Reinhart/Rogoff on Debt

The recent discussion around the study on the economic consequences of public debt by Harvard economics professors Carmen Reinhart and Kenneth Rogoff is mainly about statistical methodology. About which I will not comment. However, the question of public debt has played a major role in European and US history for many centuries, including recent history since 1700. The South Sea Bubble in England and the Mississippi Bubble in France in1720 led to political changes in both countries. In England it ushered in the Whig Supremacy (and Salutary Neglect) of Sir Robert Walpole and Henry Pelham (1720-1760) who pursued low taxes which permitted the capital accumulation for industrialization. It ended with the succession of George III. The Peace of Paris (1763) ended the Seven Years’ War which gained victories for England but left England with the largest national debt in its history. George III’s King’s Friends sought to increase taxes in England and America, creating a new Whig opposition in both. Another success in the Seven Years’ War was the gaining of Indian provinces by the English East India Company. It re-assigned land property rights in Bengal, creating a famine and a fall in its stock price on the London Exchange.
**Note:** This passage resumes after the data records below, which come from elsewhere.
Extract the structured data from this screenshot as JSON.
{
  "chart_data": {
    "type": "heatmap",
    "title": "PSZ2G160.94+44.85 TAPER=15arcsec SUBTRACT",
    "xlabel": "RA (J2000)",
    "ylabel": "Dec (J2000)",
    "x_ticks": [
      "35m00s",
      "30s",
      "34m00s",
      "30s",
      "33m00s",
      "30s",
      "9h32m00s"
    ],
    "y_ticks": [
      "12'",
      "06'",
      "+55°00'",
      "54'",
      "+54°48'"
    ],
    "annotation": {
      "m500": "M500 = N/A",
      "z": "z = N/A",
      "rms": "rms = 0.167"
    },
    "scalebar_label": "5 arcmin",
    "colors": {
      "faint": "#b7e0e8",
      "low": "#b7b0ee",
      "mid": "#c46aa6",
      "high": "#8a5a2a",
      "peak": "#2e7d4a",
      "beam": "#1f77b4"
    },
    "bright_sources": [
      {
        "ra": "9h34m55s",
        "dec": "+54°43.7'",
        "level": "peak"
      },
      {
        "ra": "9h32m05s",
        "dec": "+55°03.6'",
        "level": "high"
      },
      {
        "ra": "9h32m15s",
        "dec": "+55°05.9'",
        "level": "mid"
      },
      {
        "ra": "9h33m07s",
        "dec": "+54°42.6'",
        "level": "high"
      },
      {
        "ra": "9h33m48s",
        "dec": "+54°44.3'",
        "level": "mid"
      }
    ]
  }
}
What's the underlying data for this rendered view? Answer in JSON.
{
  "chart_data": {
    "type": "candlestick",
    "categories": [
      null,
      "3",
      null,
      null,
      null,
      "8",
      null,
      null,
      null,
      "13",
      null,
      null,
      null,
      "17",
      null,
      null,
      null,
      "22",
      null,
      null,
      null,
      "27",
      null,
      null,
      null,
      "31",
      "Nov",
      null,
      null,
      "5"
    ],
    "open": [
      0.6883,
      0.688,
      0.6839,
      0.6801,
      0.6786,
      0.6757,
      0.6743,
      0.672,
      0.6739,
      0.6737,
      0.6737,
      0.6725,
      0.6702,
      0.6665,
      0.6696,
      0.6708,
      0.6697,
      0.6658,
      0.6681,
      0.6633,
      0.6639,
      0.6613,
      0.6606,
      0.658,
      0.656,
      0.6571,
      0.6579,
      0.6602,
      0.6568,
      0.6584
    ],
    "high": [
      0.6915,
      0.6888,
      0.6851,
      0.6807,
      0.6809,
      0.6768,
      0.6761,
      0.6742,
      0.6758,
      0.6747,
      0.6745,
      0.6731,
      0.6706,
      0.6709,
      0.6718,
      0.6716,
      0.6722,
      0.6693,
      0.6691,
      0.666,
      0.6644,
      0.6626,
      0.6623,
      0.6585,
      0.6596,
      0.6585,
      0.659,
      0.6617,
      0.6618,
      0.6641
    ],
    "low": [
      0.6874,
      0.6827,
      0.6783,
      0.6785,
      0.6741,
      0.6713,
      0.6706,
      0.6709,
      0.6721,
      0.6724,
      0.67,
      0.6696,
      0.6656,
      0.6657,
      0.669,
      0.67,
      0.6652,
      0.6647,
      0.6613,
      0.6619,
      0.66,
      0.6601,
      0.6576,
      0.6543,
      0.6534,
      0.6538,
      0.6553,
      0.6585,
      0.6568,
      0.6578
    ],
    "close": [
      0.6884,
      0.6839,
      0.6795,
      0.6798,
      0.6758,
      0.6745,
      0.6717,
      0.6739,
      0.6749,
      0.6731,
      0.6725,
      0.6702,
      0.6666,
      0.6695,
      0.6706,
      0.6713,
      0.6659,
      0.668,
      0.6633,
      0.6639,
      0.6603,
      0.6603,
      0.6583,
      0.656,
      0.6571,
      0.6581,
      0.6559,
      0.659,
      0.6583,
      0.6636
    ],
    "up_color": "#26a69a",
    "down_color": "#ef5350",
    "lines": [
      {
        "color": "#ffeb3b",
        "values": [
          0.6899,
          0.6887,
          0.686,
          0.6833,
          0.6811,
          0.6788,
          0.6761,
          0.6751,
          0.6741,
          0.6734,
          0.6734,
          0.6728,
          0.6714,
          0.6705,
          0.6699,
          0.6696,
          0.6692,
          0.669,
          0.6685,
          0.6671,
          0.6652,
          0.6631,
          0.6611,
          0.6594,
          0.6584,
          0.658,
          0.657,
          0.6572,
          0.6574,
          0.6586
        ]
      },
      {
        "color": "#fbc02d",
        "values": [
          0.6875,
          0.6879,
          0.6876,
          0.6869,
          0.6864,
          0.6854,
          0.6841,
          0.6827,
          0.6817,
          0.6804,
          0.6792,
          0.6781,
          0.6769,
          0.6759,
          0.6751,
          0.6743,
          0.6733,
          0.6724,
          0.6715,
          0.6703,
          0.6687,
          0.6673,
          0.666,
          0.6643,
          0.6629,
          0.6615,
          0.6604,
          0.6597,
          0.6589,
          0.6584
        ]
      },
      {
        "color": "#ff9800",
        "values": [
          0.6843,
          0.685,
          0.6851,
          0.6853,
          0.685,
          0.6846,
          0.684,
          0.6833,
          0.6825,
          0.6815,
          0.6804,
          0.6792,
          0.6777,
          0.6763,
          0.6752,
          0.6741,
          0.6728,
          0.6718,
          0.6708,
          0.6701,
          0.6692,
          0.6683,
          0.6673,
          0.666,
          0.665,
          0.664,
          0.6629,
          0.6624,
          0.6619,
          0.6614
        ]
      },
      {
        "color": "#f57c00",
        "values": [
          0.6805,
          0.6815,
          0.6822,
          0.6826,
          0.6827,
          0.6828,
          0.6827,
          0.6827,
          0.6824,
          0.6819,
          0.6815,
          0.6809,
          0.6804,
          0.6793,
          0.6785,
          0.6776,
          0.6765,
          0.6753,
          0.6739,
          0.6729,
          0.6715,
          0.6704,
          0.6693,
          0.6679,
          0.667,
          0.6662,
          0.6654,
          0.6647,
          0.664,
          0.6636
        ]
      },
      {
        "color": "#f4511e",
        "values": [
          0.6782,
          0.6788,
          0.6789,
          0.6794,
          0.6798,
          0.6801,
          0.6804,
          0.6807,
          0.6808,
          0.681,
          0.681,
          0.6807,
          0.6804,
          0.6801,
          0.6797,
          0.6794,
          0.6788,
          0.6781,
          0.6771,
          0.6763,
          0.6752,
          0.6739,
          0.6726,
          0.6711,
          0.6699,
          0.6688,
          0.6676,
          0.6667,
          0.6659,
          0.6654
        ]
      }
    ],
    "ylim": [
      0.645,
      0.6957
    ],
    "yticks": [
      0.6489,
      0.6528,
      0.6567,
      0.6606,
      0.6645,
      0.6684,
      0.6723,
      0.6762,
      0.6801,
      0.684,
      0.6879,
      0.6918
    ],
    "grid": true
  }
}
The English parliament sought to boast the stock price by creating an East India bureaucracy in the colonies to export tea.

(The colonists bought tea from the Dutch through its islands in the Caribbean at lower prices.) The Boston Tea Party led to the abolition of the Massachusetts charter, the military occupation of Boston and the meeting of the Continental Congress. The new French king decided to go beyond secret help to the Americans by going to war with England. France and America were successful but at the price of a much larger national debt for France.

The French Revolution followed, as well as a war between England and France. England’s defeat of Napoleon found it with another huge debt. England
returned to the Gold Standard. It reformed its parliament and ushered in free trade. It had sound economic policy set by William Gladstone for almost half a century, while France kept its tariffs and experienced revolutions in 1830, 1848 and 1871. These policy decisions may help to illuminate the purely statistical analysis in the economic studies.